Karas now disavows much of Street Soldier. She says Eddie used her to write an account punctuated with fabrication and hearsay. She came to believe that Mack didn’t know Whitey well, and never saw many of the crimes he spoke of. Sources that could’ve disputed Eddie’s story were either in jail, like Weeks and Stephen “The Rifleman” Flemmi, or were on the lam, like Whitey, and therefore unlikely to respond. Weeks, in particular, was portrayed as a monster. In Street Soldier, Bulger, Weeks, and Flemmi stick a gun in a little girl’s mouth to extort her father into selling his Southie bar. “That never happened,” Weeks tells the B&N audience. “There were a lot of inaccuracies, to put it politely.”
After Street Soldier, Karas decided to duck out of the local limelight and take time to plot her next route. She thought she might return to People interviews and her Boston University teaching career. But just when she thought she was out, the mob pulled her back in.
___
Kevin Weeks became a best-selling author not because he wanted to, but because he was being sued.

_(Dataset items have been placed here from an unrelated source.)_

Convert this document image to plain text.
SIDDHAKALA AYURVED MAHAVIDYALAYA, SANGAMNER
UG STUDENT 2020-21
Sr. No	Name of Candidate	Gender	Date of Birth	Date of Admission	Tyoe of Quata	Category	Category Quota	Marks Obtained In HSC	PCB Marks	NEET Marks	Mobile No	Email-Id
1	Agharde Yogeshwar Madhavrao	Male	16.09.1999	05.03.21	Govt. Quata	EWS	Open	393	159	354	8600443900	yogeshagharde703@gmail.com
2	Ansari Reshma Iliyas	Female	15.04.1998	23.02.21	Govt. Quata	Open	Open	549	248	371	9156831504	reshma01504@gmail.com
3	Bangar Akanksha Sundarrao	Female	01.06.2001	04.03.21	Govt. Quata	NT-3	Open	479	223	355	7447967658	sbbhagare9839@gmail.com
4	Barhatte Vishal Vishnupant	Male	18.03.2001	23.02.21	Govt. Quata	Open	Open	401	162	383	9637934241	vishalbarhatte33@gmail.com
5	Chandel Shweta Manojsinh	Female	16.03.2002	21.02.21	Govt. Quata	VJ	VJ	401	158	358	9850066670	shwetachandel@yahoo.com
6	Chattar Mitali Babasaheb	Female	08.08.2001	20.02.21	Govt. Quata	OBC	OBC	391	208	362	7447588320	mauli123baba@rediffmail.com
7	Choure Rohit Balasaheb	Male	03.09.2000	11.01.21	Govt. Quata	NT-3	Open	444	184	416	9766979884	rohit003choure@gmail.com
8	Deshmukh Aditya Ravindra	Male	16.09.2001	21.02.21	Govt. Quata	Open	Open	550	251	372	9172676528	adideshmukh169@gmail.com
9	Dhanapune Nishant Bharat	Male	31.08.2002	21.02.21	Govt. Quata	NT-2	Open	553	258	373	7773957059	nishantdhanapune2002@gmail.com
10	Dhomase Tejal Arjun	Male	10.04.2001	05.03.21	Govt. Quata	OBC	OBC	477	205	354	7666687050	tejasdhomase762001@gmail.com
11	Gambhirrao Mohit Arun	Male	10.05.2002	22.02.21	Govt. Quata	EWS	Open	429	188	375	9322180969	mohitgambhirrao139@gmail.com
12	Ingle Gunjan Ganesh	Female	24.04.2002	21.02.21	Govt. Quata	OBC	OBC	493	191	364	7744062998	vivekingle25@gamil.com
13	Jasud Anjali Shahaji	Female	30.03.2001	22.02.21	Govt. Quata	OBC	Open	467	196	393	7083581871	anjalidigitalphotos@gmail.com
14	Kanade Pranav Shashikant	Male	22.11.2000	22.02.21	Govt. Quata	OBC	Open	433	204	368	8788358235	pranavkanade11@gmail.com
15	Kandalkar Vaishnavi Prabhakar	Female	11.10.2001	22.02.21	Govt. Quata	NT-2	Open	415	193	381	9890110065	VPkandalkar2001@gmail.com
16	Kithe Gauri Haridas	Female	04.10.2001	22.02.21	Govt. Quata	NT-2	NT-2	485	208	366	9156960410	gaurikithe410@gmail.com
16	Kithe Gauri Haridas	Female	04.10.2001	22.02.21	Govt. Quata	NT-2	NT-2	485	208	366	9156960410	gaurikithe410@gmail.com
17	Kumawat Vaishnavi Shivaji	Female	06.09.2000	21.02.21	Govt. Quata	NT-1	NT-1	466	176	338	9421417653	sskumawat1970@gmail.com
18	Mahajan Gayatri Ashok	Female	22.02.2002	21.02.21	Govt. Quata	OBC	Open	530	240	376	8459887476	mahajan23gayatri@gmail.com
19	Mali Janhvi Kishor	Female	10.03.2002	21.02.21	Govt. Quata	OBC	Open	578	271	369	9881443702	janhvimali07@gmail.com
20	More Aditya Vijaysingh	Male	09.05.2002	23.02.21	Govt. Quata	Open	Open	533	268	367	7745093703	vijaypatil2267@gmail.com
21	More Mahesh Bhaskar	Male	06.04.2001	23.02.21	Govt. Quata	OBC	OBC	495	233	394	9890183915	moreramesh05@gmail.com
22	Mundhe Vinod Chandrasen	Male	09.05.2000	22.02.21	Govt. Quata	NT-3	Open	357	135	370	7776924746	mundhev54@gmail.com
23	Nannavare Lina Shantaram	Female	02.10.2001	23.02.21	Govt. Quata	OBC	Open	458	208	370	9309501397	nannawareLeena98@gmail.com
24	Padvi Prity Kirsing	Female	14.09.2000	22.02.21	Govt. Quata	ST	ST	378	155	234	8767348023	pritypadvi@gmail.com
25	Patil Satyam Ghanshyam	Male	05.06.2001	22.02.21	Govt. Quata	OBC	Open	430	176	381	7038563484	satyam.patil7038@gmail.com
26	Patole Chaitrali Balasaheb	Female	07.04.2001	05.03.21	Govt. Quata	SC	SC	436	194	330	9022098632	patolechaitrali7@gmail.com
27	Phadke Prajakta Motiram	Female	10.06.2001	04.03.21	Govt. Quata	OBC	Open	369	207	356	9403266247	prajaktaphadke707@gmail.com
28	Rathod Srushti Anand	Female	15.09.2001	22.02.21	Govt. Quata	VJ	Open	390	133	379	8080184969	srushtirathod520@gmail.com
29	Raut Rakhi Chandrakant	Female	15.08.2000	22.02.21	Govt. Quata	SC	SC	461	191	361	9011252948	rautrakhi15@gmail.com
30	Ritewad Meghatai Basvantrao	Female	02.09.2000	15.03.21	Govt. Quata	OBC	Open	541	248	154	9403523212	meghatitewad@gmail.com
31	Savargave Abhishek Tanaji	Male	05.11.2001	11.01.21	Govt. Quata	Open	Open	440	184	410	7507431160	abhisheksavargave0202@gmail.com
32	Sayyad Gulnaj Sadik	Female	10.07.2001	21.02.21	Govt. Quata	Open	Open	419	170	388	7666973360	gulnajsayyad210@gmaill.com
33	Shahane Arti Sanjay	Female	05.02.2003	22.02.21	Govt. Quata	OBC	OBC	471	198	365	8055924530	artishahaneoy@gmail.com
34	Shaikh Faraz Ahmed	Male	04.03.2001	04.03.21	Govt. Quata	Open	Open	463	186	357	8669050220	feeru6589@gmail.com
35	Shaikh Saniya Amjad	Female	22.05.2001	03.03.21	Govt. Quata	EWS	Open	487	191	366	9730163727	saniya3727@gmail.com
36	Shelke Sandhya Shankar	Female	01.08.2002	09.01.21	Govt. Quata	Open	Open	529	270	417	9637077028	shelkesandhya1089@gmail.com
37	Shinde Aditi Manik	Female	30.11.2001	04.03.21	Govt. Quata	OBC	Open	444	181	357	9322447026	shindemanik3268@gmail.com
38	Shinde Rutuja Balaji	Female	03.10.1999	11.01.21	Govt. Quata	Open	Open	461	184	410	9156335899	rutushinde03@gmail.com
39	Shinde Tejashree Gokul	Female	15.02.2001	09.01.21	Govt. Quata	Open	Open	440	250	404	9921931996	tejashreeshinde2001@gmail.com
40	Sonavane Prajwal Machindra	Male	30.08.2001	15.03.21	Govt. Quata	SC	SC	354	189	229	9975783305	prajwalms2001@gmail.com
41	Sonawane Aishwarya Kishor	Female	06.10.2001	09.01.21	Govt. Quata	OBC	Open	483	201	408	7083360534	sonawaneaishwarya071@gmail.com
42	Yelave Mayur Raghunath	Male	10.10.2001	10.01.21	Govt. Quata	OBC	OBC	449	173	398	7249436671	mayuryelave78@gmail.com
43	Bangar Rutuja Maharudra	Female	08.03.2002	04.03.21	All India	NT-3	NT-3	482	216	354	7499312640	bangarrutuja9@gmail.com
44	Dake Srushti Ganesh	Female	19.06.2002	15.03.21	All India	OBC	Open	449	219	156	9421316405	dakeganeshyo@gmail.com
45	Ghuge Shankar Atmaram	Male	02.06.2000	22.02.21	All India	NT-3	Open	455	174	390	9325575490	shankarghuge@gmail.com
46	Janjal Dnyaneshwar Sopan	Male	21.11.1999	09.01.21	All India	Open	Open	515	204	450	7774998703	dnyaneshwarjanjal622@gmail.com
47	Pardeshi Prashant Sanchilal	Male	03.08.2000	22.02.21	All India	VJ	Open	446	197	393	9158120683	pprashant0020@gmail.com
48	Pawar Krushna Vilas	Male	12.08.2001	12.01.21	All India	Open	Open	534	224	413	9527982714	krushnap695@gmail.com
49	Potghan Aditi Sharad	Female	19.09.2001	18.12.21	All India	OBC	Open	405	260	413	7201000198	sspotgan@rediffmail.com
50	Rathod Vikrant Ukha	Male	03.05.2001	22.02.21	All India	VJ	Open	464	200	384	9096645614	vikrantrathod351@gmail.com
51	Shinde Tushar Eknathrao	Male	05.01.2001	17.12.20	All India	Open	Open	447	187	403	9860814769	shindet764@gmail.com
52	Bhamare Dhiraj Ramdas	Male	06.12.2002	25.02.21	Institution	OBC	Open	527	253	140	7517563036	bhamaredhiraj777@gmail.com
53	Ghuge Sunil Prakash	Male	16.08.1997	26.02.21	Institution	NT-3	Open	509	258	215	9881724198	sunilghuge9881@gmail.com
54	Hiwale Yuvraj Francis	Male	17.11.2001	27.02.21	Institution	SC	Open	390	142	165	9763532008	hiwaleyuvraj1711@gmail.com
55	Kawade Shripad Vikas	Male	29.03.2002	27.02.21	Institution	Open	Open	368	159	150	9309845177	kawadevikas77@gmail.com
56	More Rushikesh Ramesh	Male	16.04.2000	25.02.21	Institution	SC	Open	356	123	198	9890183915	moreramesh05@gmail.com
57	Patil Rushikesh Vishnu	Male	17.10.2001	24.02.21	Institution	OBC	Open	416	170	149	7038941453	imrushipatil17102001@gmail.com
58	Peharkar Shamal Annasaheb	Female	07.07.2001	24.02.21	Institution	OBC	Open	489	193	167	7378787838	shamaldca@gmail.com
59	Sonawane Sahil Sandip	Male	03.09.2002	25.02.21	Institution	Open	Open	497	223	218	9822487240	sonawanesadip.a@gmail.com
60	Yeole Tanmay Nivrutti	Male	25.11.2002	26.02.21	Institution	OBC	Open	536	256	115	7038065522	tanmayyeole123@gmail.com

Weeks never wanted to strike a deal with the Feds, either, but in the end he didn’t have much of a choice. When it came out in the papers that Bulger had ratted out not only the competition, but members of his own gang, Weeks became a marked man. He turned himself in and quite literally showed investigators where the bodies were buried: eight of them, to be exact. He admitted to being a party to several murders carried out by Whitey and Flemmi. But he wasn’t a stool pigeon by nature, and spilling his guts for a national audience didn’t align with his sense of honor or duty.
What it came down to was this: he’s sitting in a jail cell facing civil lawsuits from five victims’ families and looking at bankruptcy. Most victims’ lawyers try to prevent the thugs from making money off their clients’ pain. But these lawyers took one look at Kevin Weeks and realized his most valuable asset was his life story. They wanted him to sell it. To milk it out of him, they decided to ask someone who had experience writing about the South Boston Irish mob: Phyllis Karas.